Rail characteristics
- No. of tracks: 2

History
- Designer: Rendel, Palmer and Tritton
- Constructed by: Indus Valley State Railway
- Built: 1826
- Opened: 1878
- Rebuilt: 1929 (double-tracked)

Location
- Interactive map of Empress Bridge

= Empress Bridge =

The Empress Bridge, also known as Adamwahan Bridge, is a railway bridge over the Sutlej River that provides a rail link between Punjab and Sindh. It is named after Queen Victoria who held the title of Empress of India.

== History ==
The bridge was originally commissioned in 1826 by the British during the reign of Bahawal Khan III to support the rail transport of goods and passengers. Its structural design used iron bars to form a single-track railway crossing. It was designed by Irish engineer William St. John Galwey and was opened in 1878.
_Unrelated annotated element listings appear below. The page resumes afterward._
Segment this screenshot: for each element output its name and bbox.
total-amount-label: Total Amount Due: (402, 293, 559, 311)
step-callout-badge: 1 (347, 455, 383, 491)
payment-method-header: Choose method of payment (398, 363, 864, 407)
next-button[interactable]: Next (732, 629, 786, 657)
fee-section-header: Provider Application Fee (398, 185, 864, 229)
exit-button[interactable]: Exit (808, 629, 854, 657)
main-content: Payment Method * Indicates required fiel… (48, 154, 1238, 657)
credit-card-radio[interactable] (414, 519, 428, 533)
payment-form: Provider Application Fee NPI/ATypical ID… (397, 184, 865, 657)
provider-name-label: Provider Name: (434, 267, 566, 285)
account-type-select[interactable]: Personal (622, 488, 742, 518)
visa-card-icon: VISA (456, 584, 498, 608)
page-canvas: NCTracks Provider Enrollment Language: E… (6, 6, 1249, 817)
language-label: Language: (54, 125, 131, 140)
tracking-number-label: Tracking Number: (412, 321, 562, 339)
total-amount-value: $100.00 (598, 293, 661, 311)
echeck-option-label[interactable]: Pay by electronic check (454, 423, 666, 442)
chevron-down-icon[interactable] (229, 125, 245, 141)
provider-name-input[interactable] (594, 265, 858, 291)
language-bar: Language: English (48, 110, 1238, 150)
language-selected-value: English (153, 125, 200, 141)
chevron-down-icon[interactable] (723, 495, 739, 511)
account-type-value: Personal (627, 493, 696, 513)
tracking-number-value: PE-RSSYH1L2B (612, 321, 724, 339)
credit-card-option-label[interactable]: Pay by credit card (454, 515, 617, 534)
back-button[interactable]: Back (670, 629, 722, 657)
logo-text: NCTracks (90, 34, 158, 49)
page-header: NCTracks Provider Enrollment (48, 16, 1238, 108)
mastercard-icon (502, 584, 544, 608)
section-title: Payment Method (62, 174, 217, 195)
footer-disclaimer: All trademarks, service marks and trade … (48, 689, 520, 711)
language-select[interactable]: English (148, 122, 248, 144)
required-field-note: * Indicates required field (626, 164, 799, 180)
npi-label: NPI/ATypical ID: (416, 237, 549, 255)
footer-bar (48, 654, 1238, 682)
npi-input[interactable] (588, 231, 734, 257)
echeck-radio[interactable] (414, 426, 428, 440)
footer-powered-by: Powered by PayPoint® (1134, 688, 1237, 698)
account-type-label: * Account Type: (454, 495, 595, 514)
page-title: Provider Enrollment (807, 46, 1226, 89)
In 1926, an upgrade project was initiated to increase the bridge’s carrying capacity. The consulting engineering firm Rendel, Palmer and Tritton converted the bridge from a single track to a double track by 1929.

==In popular culture==
In 2019, a historical novel Anwasi by Hafeez Khan, which focuses on the construction of the Empress Bridge over the Sutlej River in the late nineteenth century, was published.